Al Viro <viro@xxxxxxxxxxxxxxxxxx> · Mon, 23 Sep 2024 21:36:59 +0100

On Mon, Sep 23, 2024 at 12:14:29PM -0400, Paul Moore wrote:

[ordering and number of PATH items for syscall]

> >From my point of view, stuff like that is largely driven by enterprise
> distros chasing 3rd party security certifications so they can sell
> products/services to a certain class of users.  These are the same
> enterprise distros that haven't really bothered to contribute a lot to
> the upstream Linux kernel's audit subsystem lately so I'm not going to
> worry too much about them at this point.

Umm...  IIRC, sgrubb had been involved in the spec-related horrors, but
that was a long time ago...

> where I would like to take audit ... eventually).  Assuming your ideas
> for struct filename don't significantly break audit you can consider
> me supportive so long as we still have a way to take a struct filename
> reference inside the audit_context; we need to keep that ref until
> syscall/io_uring-op exit time as we can't be certain if we need to log
> the PATH until we know the success/fail status of the operation (among
> other things).

OK...  As for what I would like to do:

	* go through the VFS side of things and make sure we have a consistent
set of helpers that would take struct filename * - *not* the ad-hoc mix we
have right now, when that's basically driven by io_uring borging them in
one by one - or duplicates them without bothering to share helpers.
E.g. mkdirat(2) does getname() and passes it to do_mkdirat(), which
consumes the sucker; so does mknodat(2), but do_mknodat() is static.  OTOH,
path_setxattr() does setxattr_copy(), then retry_estale loop with
user_path_at() + mnt_want_write() + do_setxattr() + mnt_drop_write() + path_put()
as a body, while on io_uring side we have retry_estale loop with filename_lookup() +
(io_uring helper that does mnt_want_write() + do_setxattr() + mnt_drop_write()) +
path_put().
	Sure, that user_path_at() call is getname() + filename_lookup() + putname(),
so they are equivalent, but keeping that shite in sync is going to be trouble.

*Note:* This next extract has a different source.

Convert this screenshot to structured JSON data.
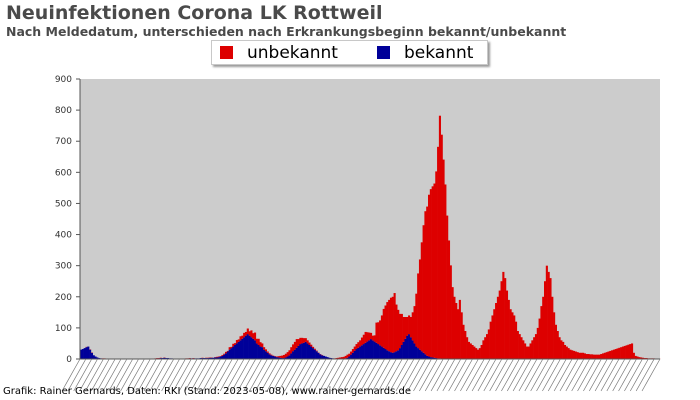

	* get rid of the "repeated getname() on the same address is going to
give you the same object" - that can't be relied upon without audit, for one
thing and for another... having a syscall that takes two pathnames that gives
different audit log (if not predicate evaluation) in cases when those are
identical pointers vs. strings with identical contenst is, IMO, somewhat
undesirable.  That kills filename->uaddr.

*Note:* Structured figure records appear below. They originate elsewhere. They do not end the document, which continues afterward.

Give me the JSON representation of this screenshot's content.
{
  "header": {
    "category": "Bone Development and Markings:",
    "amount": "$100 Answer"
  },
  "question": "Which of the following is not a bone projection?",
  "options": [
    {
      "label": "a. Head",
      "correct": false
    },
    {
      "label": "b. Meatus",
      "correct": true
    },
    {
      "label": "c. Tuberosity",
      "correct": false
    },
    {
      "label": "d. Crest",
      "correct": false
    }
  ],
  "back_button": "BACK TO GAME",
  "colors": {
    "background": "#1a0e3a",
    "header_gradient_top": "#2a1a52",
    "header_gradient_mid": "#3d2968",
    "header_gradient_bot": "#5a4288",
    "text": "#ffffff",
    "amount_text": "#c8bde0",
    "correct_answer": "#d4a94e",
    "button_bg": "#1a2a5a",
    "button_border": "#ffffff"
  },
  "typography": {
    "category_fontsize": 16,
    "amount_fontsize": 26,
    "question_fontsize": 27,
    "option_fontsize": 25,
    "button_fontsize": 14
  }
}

	* looking at the users of that stuff, I would probably prefer to
separate getname*() from insertion into audit context.  It's not that
tricky - __set_nameidata() catches *everything* that uses nd->name (i.e.
all that audit_inode() calls in fs/namei.c use).  What remains is
	do_symlinkat() for symlink body
	fs_index() on the argument (if we want to bother - it's a part
of weird Missed'em'V sysfs(2) syscall; I sincerely doubt that there's
anybody who'd use it)
	fsconfig(2) FSCONFIG_SET_PATH handling.
	mq_open(2) and mq_unlink(2) - those bypass the normal pathwalk
logics, so __set_nameidata() won't catch them.
	_maybe_ alpha osf_mount(2) devname argument; or we could get rid
of that stupidity and have it use copy_mount_string() like mount(2) does,
instead of messing with getname().
	That's all it takes.  With that done, we can kill ->aname;
just look in the ->names_list for the first entry with given ->name -
as in, given struct filename * value, no need to look inside.